Included in this week’s letters to the editor is a thank you to the organiser of a Christmas service which raised over £700 for charity, memories of the MÒd, and criticism of the SNP and the Scottish Government’s schools target register.
Letters to the editor should be submitted with the correspondent’s name and address (and a telephone number, not for publication), to firstname.lastname@example.org.
(Copy of a letter sent to Ian Sinclair, organiser of Carols by Candlelight)
On behalf of Smile Train I would sincerely like to thank you for raising £719! Please pass on our thanks to all who helped make this donation possible.
We are committed to helping children in some of the world’s poorest countries receive the cleft repair surgery they so desperately need.
We use the ‘teach a man how to fish’ model focusing on training local doctors to perform 100 percent free cleft repairs in their communities. Those doctors then go on to train other doctors creating a long-term sustainable model.
It costs as little as £150 to cover a cleft repair surgery and with thanks to supporters like you we are able to create a new smile and second chance at life every five minutes.

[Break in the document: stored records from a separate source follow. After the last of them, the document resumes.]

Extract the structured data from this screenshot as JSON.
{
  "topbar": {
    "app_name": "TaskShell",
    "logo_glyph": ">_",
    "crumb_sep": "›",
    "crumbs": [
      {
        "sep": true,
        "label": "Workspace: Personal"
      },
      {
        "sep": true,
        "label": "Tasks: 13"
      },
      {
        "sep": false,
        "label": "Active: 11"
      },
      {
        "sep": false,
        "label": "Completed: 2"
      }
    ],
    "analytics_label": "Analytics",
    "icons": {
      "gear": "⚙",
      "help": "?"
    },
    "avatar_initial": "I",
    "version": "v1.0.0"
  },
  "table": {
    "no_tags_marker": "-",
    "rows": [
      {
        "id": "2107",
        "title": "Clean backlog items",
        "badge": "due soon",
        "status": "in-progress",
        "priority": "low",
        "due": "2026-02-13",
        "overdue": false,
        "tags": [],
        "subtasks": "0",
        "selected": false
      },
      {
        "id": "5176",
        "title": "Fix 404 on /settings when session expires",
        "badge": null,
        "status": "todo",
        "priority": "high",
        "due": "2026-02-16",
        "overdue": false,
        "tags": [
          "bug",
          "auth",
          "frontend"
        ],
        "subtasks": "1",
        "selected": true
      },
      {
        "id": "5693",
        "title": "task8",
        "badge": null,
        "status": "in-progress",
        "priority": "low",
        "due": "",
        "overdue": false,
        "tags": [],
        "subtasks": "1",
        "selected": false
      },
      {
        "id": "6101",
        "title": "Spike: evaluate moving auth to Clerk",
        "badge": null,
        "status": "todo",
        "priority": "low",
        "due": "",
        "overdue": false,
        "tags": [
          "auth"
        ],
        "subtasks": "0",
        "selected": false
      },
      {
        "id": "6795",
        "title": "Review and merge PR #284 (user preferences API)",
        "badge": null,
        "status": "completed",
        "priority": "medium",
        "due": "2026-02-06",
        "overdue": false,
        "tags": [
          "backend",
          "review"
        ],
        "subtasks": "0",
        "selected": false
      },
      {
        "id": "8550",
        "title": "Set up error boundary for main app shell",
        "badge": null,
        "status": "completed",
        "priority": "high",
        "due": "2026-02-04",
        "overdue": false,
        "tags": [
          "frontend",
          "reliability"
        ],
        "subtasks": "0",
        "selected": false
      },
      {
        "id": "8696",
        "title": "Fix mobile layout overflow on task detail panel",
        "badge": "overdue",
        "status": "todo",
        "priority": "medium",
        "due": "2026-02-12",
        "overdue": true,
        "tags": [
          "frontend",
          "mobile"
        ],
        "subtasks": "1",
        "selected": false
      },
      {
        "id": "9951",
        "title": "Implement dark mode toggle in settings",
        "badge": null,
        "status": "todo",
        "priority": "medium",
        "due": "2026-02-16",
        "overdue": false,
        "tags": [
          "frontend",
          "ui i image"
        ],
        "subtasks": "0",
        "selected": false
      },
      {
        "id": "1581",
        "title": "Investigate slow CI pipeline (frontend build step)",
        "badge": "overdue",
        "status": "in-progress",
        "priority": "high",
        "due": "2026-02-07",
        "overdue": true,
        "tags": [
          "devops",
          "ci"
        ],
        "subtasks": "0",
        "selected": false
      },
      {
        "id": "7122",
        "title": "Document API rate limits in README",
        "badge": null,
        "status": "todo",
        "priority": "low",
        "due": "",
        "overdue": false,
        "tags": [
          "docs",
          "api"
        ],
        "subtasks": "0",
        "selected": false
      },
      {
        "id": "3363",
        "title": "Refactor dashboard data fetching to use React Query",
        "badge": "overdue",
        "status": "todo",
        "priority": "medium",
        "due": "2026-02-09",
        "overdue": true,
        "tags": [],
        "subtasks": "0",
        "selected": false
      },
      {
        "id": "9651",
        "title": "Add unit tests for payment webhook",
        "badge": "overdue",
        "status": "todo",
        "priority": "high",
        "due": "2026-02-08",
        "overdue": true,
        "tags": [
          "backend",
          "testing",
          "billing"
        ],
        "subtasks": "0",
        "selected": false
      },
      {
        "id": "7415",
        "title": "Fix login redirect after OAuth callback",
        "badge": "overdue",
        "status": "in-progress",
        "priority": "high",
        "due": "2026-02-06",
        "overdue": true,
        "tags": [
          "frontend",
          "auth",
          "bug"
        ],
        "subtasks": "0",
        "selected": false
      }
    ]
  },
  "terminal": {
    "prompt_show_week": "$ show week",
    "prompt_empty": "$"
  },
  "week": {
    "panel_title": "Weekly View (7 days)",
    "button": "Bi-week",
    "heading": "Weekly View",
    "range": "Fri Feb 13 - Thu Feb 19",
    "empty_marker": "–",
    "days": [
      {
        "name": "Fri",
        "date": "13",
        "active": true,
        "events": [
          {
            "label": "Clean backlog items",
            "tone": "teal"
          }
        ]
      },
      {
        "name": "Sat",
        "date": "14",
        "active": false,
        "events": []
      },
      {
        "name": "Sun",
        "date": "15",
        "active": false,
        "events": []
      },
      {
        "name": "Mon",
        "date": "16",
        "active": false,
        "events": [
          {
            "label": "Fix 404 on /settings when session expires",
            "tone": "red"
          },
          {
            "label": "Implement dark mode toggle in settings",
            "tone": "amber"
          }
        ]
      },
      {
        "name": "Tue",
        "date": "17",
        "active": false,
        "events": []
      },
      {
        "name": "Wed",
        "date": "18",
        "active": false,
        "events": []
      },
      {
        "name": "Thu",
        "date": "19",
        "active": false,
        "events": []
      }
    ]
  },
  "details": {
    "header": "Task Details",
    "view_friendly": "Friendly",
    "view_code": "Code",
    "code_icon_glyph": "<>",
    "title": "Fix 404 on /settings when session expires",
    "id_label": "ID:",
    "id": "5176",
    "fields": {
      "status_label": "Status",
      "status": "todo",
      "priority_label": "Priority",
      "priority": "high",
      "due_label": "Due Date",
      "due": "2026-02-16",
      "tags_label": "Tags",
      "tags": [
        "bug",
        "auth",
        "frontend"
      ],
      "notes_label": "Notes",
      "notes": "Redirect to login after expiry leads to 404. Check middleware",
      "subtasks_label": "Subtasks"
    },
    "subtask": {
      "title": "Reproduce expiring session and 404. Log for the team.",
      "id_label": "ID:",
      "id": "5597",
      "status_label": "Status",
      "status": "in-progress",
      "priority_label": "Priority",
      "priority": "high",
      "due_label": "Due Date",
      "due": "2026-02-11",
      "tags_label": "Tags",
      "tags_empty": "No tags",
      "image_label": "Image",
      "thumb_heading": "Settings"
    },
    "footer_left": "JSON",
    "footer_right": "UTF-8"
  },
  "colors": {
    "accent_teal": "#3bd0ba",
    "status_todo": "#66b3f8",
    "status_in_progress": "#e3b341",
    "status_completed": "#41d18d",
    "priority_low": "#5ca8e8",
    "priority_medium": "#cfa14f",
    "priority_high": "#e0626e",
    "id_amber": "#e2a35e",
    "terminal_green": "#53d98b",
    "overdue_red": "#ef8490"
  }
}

Thank you so much for being part of this!
As a token of our appreciation please find enclosed a certificate of thanks which we hope you will proudly display.
On behalf of all the children you will help, thank you!
Hannah Weston, community and events manager for fund-raising, Smile Train UK
York House, Wetherby Road, York
Mòd medal winners named
The MÒd medal winners pictured in your photo feature on page 8 last week were in fact the Gold Medal winners of 1952, Donald M. MacLeod from Islay and Anne Gillies from Glasgow.
Anne, the sister of Alasdair Gillies, winner of the Gold Medal at the Inverness MÒd in 1957, went on to marry Calum Kennedy from Lewis.
Calum, in turn, won the Gold Medal in Aberdeen in 1955, before establishing a stellar musical career which saw him dubbed ‘The King of the Highlands’.
Such was his standing that when newspaper headlines around the world screamed ‘Kennedy Shot’ on November 23, 1963, groups of women throughout the Highlands sobbed ‘Calum Bochd’ (‘Poor Calum’)!
As a footnote, the MÒd of 1952, the last time the event was held in Rothesay, was also the first to be broadcast on television.
Iain L. MacLeod
Dunnottar, Academy Road, Rothesay
SNP are letting down pupils
Research has found that 60 per cent of deprived school children don’t attend schools on the Scottish Government’s target register, meaning thousands are missing out on support to close the attainment gap.
This is yet more evidence that shows a very substantial number of deprived pupils do not attend schools in deprived areas.
The Scottish Government policy in only targeting selected schools and local authorities registering a high deprivation index has limitations. This approach is failing to target support to all deprived pupils in Scotland who do not attend schools in deprived areas.
They are not doing enough to close the attainment gap or to increase opportunity among our county’s least privileged.
There is a significant problem particularly in Argyll and Bute that too many of our disadvantaged young people are not getting the best opportunity to do well and this must change.
Our children deserve the means to better themselves not matter what back ground they come from.